Advent of Code is a yearly programming challenge involving 25 puzzles, released daily in December. I published all my solutions for 2021 on GitHub. I’m featuring some of the more interesting or odd ones in a series of posts.

For some reason I committed to writing solutions to the first few problems in one-line quasi-functional Python (which, incidentally, is Turing complete). Day 4’s one-liner is the most hideous of the bunch.

The problem asks us to simulate a gaggle of bingo-playing grannies: given a sequence of draws and a set of bingo boards, we submit the score of whoever wins first.

Here’s the code, annotated with pointers to explanations below.

( # (1)
    lambda draws, boards: reduce( # (2)
        lambda score_and_boards, draw: (
            ( # (3)
                lambda boards: (
                    reduce( # (4)
                        lambda score, board: sum(
                            n for row in board for (n, seen) in row if not seen
                        )
                        * draw
                        if score is None
                        and any(
                            all(seen for (_, seen) in row)
                            for b in [board, zip(*board)] # (5)
                            for row in b
                        )
                        else score,
                        boards,
                        None,
                    ),
                    boards,
                )
            )( # (6)
                lmap( # (7)
                    lambda board: lmap(
                        lambda row: lmap(
                            lambda e: (e[0], draw == e[0] or e[1]), row
                        ),
                        board,
                    ),
                    score_and_boards[1],
                )
            )
            if score_and_boards[0] is None
            else score_and_boards # (8)
        ),
        draws,
        (None, boards),
    )[0]
)(*read("input.txt"))
  1. The form (lambda t: f(t))(g(x)) allows us to write f(g(x)) more concisely when f(t) has a lot of ts. Here, this lets me avoid writing read("input.txt")[1] multiple times when I mean boards.
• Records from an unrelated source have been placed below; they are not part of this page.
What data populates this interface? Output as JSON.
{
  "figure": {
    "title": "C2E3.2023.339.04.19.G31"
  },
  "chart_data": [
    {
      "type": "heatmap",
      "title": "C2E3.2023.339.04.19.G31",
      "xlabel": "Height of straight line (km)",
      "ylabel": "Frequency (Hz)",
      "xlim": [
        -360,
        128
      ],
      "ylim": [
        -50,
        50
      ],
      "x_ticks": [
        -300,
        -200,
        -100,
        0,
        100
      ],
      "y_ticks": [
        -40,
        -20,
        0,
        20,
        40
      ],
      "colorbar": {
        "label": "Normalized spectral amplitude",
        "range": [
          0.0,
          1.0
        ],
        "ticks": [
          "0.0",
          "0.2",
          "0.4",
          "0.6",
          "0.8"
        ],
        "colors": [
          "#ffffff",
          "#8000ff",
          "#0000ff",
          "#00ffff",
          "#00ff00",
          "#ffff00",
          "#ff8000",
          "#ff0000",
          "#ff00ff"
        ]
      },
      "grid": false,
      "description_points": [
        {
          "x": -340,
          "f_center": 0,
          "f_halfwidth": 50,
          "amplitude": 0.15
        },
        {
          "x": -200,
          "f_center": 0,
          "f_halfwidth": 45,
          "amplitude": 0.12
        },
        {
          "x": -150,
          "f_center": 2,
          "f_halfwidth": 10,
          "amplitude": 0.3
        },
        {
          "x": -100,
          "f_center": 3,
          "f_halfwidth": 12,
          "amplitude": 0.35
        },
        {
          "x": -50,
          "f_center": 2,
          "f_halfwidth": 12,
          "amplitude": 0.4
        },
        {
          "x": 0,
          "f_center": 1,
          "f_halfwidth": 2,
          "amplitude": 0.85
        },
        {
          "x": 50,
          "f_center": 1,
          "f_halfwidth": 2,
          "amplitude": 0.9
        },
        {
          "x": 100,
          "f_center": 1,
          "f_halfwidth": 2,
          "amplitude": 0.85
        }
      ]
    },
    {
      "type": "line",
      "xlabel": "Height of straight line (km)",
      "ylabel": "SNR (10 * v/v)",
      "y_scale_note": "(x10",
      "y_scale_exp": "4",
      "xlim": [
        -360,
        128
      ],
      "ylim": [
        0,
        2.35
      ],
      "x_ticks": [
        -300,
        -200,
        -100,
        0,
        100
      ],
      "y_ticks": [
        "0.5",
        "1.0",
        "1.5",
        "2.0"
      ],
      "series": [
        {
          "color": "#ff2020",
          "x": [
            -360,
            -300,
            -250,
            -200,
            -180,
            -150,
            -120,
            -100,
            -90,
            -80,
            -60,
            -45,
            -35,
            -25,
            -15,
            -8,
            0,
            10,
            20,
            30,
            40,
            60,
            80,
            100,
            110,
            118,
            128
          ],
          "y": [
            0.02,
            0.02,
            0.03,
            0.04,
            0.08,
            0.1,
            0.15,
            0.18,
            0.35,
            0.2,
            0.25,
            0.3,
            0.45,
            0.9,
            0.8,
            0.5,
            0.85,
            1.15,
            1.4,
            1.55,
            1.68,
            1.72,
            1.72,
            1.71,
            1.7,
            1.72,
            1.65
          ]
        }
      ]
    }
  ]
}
This pattern is like a less elegant form of let ... in or where from Haskell.

    read is just boilerplate. It returns (draws, boards), where draws is the list of numbers drawn and boards is a list of bingo board states, represented by 5x5 listlists of tuples (n, seen) with seen initially False.

  2. This is functools.reduce, which is just a fold in FP lingo; reduce(f, [x] + xs, a) == reduce(f, xs, f(a, x)).

    In our case f is the lambda at (3), which maps tuples score_and_boards := (winning score: Maybe int, current board states: [[[(int, bool)]]]) and the current draw to a new score_and_boards tuple. The iterable to be reduced is draws, and the initial value of score_and_boards is (None, boards), which indicates that there is initially no winning score and all boards are unmarked.

    At the end of the reduction, we pluck off the score from the final tuple.

  3. We use the composition trick from (1) again here.
  4. This reduce searches the updated board states for a winning board, returning the score of the first board with a complete row or column of seen entries, or None if none exists. We assume that there is no tie for first.
  5. zip(*board) is the transpose of board; its rows are columns of board.
  6. To update board states, for each board we flip the seen bit of each entry if matches the current draw.
  7. Our lmap is just the composition list . map. These lines would be less obnoxious as a list comprehension.
  8. We stop searching for a win if someone has already won.

Here’s the equivalent procedural code:

draws, boards = read("input.txt") # (1)
for draw in draws: # (2)
    for i, board in enumerate(boards): # (4)
        boards[i] = [ # (6)
            [(n, draw == n or seen) for (n, seen) in row]
            for row in board
        ]
        if any(
            all(seen for (_, seen) in row)
            for b in [boards[i], zip(*boards[i])] # (5)
            for row in b
        ):
            return draw * sum(
                n for row in boards[i] for (n, seen) in row if not seen
            )

A third as many lines as the “one-liner” (according to black, at least), and perhaps a bit more readable.